Upon returning to the classroom pupil were asked to reflect on their morning and consider why Hopton war memorial is important.  One of the reasons shared was:

“people have fought in the war and they deserve to be remembered and they tried to keep us safe.”

The afternoon began by uploading the condition survey to War Memorials Online (www.warmemorialsonline.org.uk/report/254753/view/condition/206059).  The overall condition given by the pupils was Fair.  It was thought that the memorial was generally well looked after although there was a quite a lot of biological growth on the stone.  However this, for the time being, did not detract from the readability of the inscription and names.
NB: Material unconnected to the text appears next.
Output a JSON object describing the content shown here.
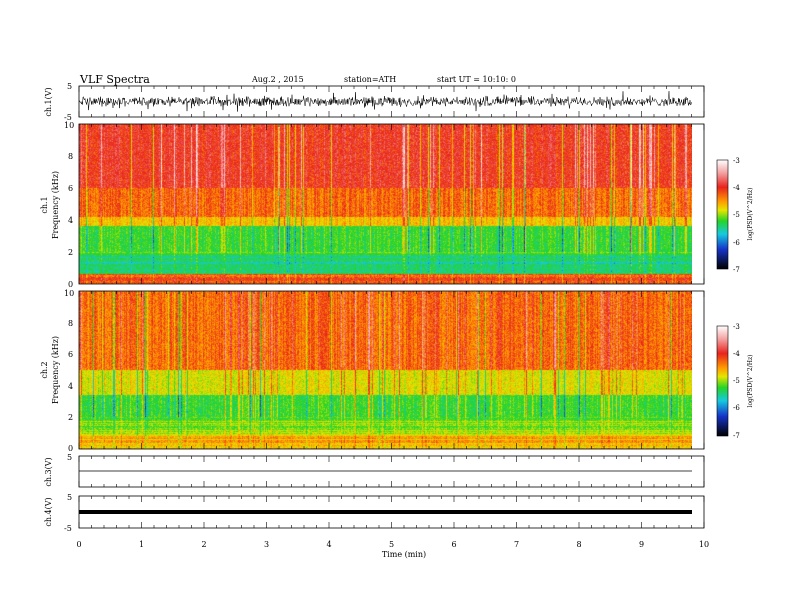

The rest of the afternoon provided an opportunity for pupils to look more closely at war memorial designs and what some of the features mean.  Pupils were shown a selection of images and asked to spot different symbols and design features: these included flag, wreathes, Victory, Peace, St. George, and a broken pillar.  Pupils then used this knowledge to design their own war memorials.  Pupils took great care in the designing these and many included symbols like doves, laurel wreathes, poppies and crosses.  The class teacher hopes that these designs can be turned into models which can be used as part of the school’s Remembrance service.

The day was hugely successful and the pupils should be very proud of what they learnt and what they achieved. The level of understanding and attitude towards commemoration was equal to pupils that were much older.  The work they have done so far will be used as part of a Listing application for Hopton war memorial.